Dr. Dorodjatun sees four main tests for President Yudhoyono’s second term in office and the new cabinet.
First, there is once again a huge amount of short-term capital coming into Indonesia. If investors lose confidence, the capital outflows could again become an issue for stability. The second test will be in how the government reacts if crude oil prices rise again. Third, with 70 percent turnover in the new parliament, it may be difficult for President Yudhoyono to push through his legislative agenda. Finally, poverty and unemployment remain structural problems that can not be dealt with via ad hoc approaches; they require a targeted set of policies.
Currently, those watching Indonesian politics are looking to 2014 and what will happen as the new generation of political leaders begin to rise up. Dr. Dorodjatun and his cohort are on their way out of government, and the learning curve for the new generation will not be easy. Thus, a relationship with the United States is crucial. Efforts must be made to promote graduate study in the United States so that leaders understand the country. USINDO President David Merrill noted that USINDO is working to remedy the declining number of Indonesians studying in the United States and vice versa through its work to support a bilateral partnership for higher education.
Dr. Dorodjatun ended the Special Forum by taking several questions from the audience about military reform, political party development, and regulatory reform.
On the military, Dr. Dorodjatun noted concerns surrounding illegal trading and recognized that the Navy was unable to effectively do its job patrolling the coastal waters given its limited size. He believes the government should create a Coast Guard for enforcement purposes. He also noted that the army is in the process of reorganizing, but faces the same challenges as the rest of the government in terms of ensuring reforms are carried out effectively and under solid management. Dr. Dorodjatun believes the new Minister of Defense will continue with the approach of the previous minister and will have a good understanding of the situation. Over the past five years, Indonesia has increased the size of the police force, strengthened the intelligence system, and has better addressed terrorism. Overall, the military is on its way to becoming a respectable establishment once again.
Dr. Dorodjatun also responded to concerns that regulatory reform was being hindered by the difficulties in bringing together competing groups, and a lack of party discipline. He noted the difficulties in party reform, and that political education is necessary. He called on the parties to work with NGOs on modernizing the political party system and parliament, and to promote a big-picture, long-term outlook for Indonesian reforms, rather than focus on special issues. Dr. Dorodjatun also argued that political parties, even those with possible ties to extremist groups, should be allowed to operate and their principles debated freely, fairly, and out in the open rather than being driven underground.

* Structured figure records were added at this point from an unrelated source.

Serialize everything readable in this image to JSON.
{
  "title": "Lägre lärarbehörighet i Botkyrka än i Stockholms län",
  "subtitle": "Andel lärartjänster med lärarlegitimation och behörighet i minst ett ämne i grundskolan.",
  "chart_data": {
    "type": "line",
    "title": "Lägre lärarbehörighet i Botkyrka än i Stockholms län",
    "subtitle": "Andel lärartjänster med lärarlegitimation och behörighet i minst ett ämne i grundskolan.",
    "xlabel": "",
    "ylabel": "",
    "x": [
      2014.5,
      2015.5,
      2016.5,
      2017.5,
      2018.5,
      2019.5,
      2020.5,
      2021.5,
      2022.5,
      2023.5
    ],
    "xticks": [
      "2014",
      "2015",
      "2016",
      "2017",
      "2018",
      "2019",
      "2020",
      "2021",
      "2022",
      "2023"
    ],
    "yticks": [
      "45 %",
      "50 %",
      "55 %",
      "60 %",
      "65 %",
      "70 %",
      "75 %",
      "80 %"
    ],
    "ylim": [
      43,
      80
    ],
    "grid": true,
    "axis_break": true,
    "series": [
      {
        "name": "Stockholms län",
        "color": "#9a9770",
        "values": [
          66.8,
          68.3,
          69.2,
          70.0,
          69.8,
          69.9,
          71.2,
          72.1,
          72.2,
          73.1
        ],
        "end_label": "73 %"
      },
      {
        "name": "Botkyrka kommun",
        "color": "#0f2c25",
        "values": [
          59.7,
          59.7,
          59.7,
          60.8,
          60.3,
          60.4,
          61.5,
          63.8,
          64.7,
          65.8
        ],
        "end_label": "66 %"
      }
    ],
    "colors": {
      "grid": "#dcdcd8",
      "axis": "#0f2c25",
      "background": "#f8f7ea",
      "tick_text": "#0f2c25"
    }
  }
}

The lack of sound auditing principles among the provinces, especially concerning the grants from the federal government, is also an issue that must be addressed. Currently, there is no outside audit being done on grants provided from the central government to the provinces. The State Audit Board should be strengthened, but the BPK is not yet able to do so. However, regional governments want to enter the bond market, and in order to do this they will need to have an auditing system in place and convert from a single-entry to a double-entry system before they can go to the rating agencies. Thus, reform may take an additional five to ten years before the provinces have sufficient auditing practices in place to allow them to enter the municipal bond market.